Con questa recensione credo di colmare un "vuoto" che era rimasto data la sola recensione del pezzo più famoso dell'album, ossia "Dust In The Wind".
Kansas ovvero grande hard rock con virtuosismi progressive,e cenni di country, grazie anche alla presenza del violino.
Si sono divisi la scena con gruppi come gli Styx, gli Angel, i Foreigner e i Journey (i Boston, seppure simili, facevano qualcosa di un pò diverso), e hanno ottenuto un notevole successo negli USA, nella seconda metà degli anni 70.
Il loro classico è senz'altro "Leftouverture" ma anche questo "Point of know return" non scherza proprio...

L'album è ancora più magniloquente del precedente, con punte di grande intensità in brani come "Closet's chronicles" e "Hopelessly human" , la cui bellezza è tale anche da far perdonare alcuni passaggi eccessivamente complessi, e che appesantiscono un pò il tessuto narrativo-musicale degli stessi; però quando partono i cori dei vari refrain, i Kansas strappano applausi a scena aperta, e l'enfasi in alcuni tratti è realmente trascinante.

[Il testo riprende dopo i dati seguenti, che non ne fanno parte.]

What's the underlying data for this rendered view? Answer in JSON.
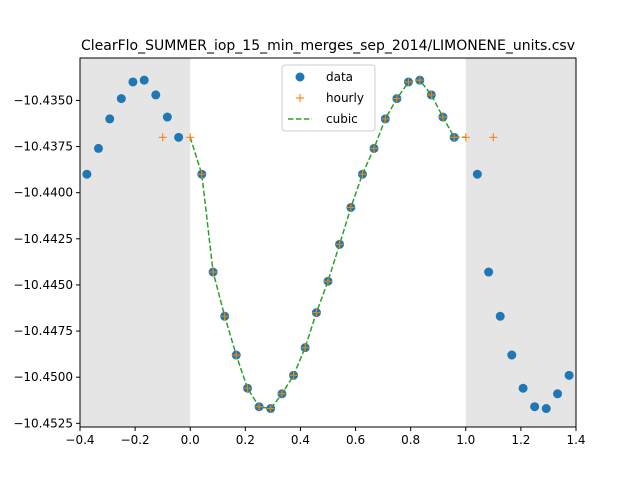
{
  "chart_data": {
    "type": "line",
    "title": "ClearFlo_SUMMER_iop_15_min_merges_sep_2014/LIMONENE_units.csv",
    "xlabel": "",
    "ylabel": "",
    "xlim": [
      -0.4,
      1.4
    ],
    "ylim": [
      -10.4527,
      -10.4327
    ],
    "xticks": [
      -0.4,
      -0.2,
      0.0,
      0.2,
      0.4,
      0.6,
      0.8,
      1.0,
      1.2,
      1.4
    ],
    "xtick_labels": [
      "−0.4",
      "−0.2",
      "0.0",
      "0.2",
      "0.4",
      "0.6",
      "0.8",
      "1.0",
      "1.2",
      "1.4"
    ],
    "yticks": [
      -10.435,
      -10.4375,
      -10.44,
      -10.4425,
      -10.445,
      -10.4475,
      -10.45,
      -10.4525
    ],
    "ytick_labels": [
      "−10.4350",
      "−10.4375",
      "−10.4400",
      "−10.4425",
      "−10.4450",
      "−10.4475",
      "−10.4500",
      "−10.4525"
    ],
    "shaded_regions": [
      [
        -0.4,
        0.0
      ],
      [
        1.0,
        1.4
      ]
    ],
    "legend": {
      "placement": "top-center",
      "entries": [
        "data",
        "hourly",
        "cubic"
      ]
    },
    "colors": {
      "data": "#1f77b4",
      "hourly": "#ff7f0e",
      "cubic": "#2ca02c",
      "shade": "#e5e5e5"
    },
    "series": [
      {
        "name": "data",
        "style": "marker-circle",
        "x": [
          -0.375,
          -0.333,
          -0.292,
          -0.25,
          -0.208,
          -0.167,
          -0.125,
          -0.083,
          -0.042,
          0.042,
          0.083,
          0.125,
          0.167,
          0.208,
          0.25,
          0.292,
          0.333,
          0.375,
          0.417,
          0.458,
          0.5,
          0.542,
          0.583,
          0.625,
          0.667,
          0.708,
          0.75,
          0.792,
          0.833,
          0.875,
          0.917,
          0.958,
          1.042,
          1.083,
          1.125,
          1.167,
          1.208,
          1.25,
          1.292,
          1.333,
          1.375
        ],
        "y": [
          -10.439,
          -10.4376,
          -10.436,
          -10.4349,
          -10.434,
          -10.4339,
          -10.4347,
          -10.4359,
          -10.437,
          -10.439,
          -10.4443,
          -10.4467,
          -10.4488,
          -10.4506,
          -10.4516,
          -10.4517,
          -10.4509,
          -10.4499,
          -10.4484,
          -10.4465,
          -10.4448,
          -10.4428,
          -10.4408,
          -10.439,
          -10.4376,
          -10.436,
          -10.4349,
          -10.434,
          -10.4339,
          -10.4347,
          -10.4359,
          -10.437,
          -10.439,
          -10.4443,
          -10.4467,
          -10.4488,
          -10.4506,
          -10.4516,
          -10.4517,
          -10.4509,
          -10.4499
        ]
      },
      {
        "name": "hourly",
        "style": "marker-plus",
        "x": [
          -0.1,
          0.0,
          0.042,
          0.083,
          0.125,
          0.167,
          0.208,
          0.25,
          0.292,
          0.333,
          0.375,
          0.417,
          0.458,
          0.5,
          0.542,
          0.583,
          0.625,
          0.667,
          0.708,
          0.75,
          0.792,
          0.833,
          0.875,
          0.917,
          0.958,
          1.0,
          1.1
        ],
        "y": [
          -10.437,
          -10.437,
          -10.439,
          -10.4443,
          -10.4467,
          -10.4488,
          -10.4506,
          -10.4516,
          -10.4517,
          -10.4509,
          -10.4499,
          -10.4484,
          -10.4465,
          -10.4448,
          -10.4428,
          -10.4408,
          -10.439,
          -10.4376,
          -10.436,
          -10.4349,
          -10.434,
          -10.4339,
          -10.4347,
          -10.4359,
          -10.437,
          -10.437,
          -10.437
        ]
      },
      {
        "name": "cubic",
        "style": "dashed-line",
        "x": [
          0.0,
          0.042,
          0.083,
          0.125,
          0.167,
          0.208,
          0.25,
          0.292,
          0.333,
          0.375,
          0.417,
          0.458,
          0.5,
          0.542,
          0.583,
          0.625,
          0.667,
          0.708,
          0.75,
          0.792,
          0.833,
          0.875,
          0.917,
          0.958,
          1.0
        ],
        "y": [
          -10.437,
          -10.439,
          -10.4443,
          -10.4467,
          -10.4488,
          -10.4506,
          -10.4516,
          -10.4517,
          -10.4509,
          -10.4499,
          -10.4484,
          -10.4465,
          -10.4448,
          -10.4428,
          -10.4408,
          -10.439,
          -10.4376,
          -10.436,
          -10.4349,
          -10.434,
          -10.4339,
          -10.4347,
          -10.4359,
          -10.437,
          -10.437
        ]
      }
    ]
  }
}
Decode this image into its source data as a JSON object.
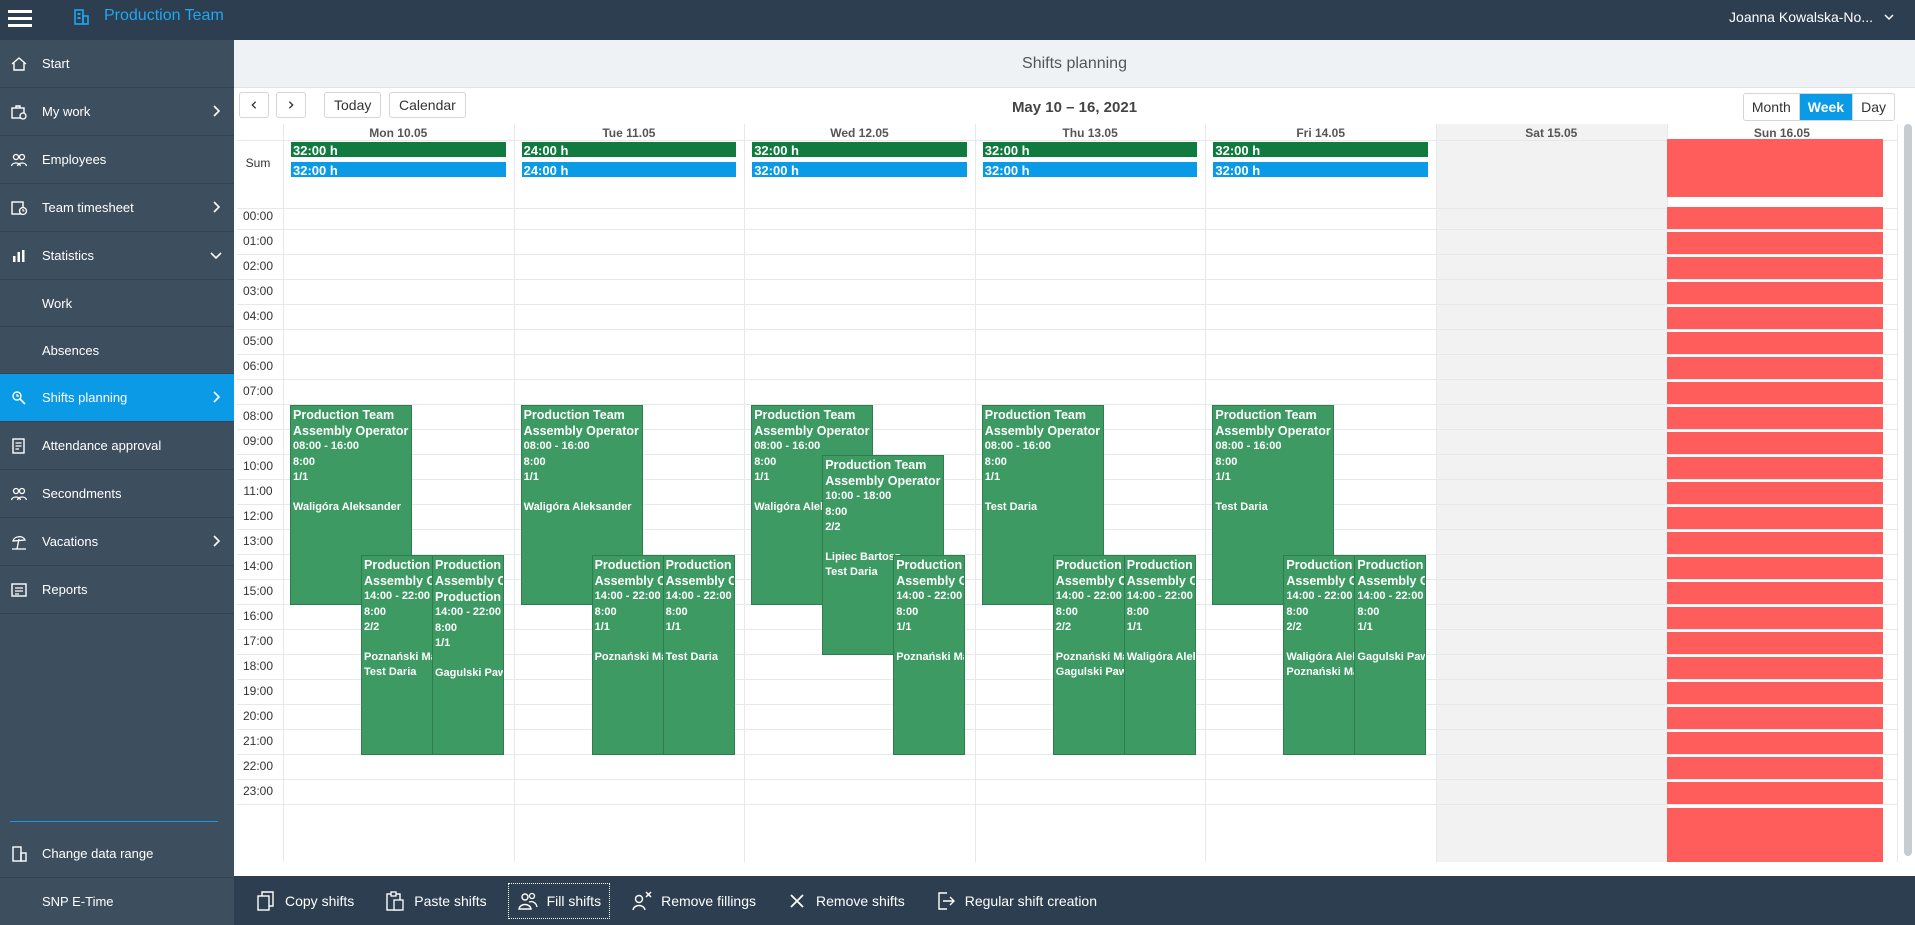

Di grande impatto anche "Paradox" , che coniuga ritmo super-energico (con il violino che sottolinea il tutto in maniera incalzante) e maestose aperture melodiche.
Hard blues invece per "Portrait" , con finale scalmanato a sorpresa, mentre "Lightning's hand" è un vero tour de force di duetti chitarra violino, in un clima quasi heavy metal, almeno nel "piglio" e nelle tematiche.
Piccola parentesi: io ritengo che fra gli ispiratori dei Dream Theater ci siano senz'altro anche i Kansas; ascoltate senza pregiudizi il brano sopra descritto.....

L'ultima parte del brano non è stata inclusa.